Fourth class of Rider’s veteran entrepreneurial program receives certificates

Program includes free classes from University's College of Business Education

Rider University’s Veteran Entrepreneurship Training Program, or VET program, graduated its fourth class on July 26, 2017. Nine aspiring entrepreneurs gathered for a ceremony in the Art Gallery to receive certificates and share a meal while reflecting on their accomplishments and the work ahead.

The VET program is a free, nine-week program that allows veterans to develop a business plan to explore a venture idea or guide an existing business. Classes were held in the evening on Rider’s Lawrenceville campus and taught by professors from Rider’s College of Business Administration.

This year’s graduates developed business plans for a diverse range of ideas, from food trucks and motels to a distillery and day care center.

“This group of veteran graduates really delved into the process,” says Dr.

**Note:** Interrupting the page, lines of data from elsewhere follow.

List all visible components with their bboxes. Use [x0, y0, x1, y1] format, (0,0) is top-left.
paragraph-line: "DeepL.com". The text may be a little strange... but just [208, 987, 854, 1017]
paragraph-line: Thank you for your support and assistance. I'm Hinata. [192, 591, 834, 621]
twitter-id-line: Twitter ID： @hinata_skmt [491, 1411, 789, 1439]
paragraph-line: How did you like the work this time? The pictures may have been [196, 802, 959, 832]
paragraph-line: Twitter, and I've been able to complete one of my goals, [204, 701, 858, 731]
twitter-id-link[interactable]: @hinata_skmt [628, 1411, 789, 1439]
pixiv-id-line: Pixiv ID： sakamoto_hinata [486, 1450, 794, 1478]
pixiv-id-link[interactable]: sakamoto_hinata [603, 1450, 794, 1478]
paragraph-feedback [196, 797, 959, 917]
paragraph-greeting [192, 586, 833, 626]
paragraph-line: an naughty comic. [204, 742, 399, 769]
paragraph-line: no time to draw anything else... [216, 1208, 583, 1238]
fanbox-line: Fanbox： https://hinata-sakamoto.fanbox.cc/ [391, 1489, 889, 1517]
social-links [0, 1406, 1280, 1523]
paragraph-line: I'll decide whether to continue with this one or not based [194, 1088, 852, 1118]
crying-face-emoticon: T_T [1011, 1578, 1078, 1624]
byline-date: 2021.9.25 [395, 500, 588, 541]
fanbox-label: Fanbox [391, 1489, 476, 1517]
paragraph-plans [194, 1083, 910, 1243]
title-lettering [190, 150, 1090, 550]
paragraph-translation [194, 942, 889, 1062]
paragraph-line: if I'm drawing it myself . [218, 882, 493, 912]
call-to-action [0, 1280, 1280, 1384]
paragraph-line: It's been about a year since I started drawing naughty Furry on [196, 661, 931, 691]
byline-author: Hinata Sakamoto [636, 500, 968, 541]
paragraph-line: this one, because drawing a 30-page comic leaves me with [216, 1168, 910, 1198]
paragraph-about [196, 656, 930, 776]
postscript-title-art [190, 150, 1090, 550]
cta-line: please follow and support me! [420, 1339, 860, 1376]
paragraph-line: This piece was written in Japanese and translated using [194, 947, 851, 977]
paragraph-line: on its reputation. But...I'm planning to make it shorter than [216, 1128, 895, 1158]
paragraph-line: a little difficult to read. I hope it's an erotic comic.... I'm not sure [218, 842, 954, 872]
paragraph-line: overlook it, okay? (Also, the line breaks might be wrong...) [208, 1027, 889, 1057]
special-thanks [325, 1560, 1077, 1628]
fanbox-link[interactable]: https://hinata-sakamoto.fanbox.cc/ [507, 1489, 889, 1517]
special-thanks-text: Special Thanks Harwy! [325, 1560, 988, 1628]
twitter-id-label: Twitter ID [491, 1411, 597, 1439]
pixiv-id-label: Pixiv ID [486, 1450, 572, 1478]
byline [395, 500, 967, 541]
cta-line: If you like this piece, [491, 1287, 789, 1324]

Ronald Cook, director of Rider’s Center for Entrepreneurial Studies. “From turning in their homework assignments to asking questions of the instructors to helping fellow veterans during class, they took advantage of all the resources we provided for them.”

The program is run in two phases. In Phase I, veterans develop their business concept, which must be finalized before moving onto Phase II, the full business plan development. “Only veterans whose business concept is approved by the program can move into Phase II, as the pace of the program requires a solid concept to build a business plan around,” Cook says.

Upon completion of the program, veterans will receive one year of mentoring as they pursue making their plans a reality. Further, one of the sponsors of the program, The Uncommon Individual Foundation, will invite the veterans to work with them as they continue to pursue their entrepreneurial dreams.

This year’s cohort of students benefited from some constructive changes to the program. First, a greater emphasis was placed on helping the vets complete their homework assignments, by setting aside class time to work with the veterans one-on-one with their assignments. Second, the business research section, taught by Diane Campbell, one of Rider’s business librarians, was expanded so the veterans have a better understanding of the resources in our library.

This program was made possible and free to the veterans by the generous support of the New Jersey Bankers Charitable Foundation, Inc. and The Uncommon Individual Foundation.

About one in 10 veterans own their own business, according to the U.S. Small Business Administration, and 5.8 million people are employed by veteran-owned firms.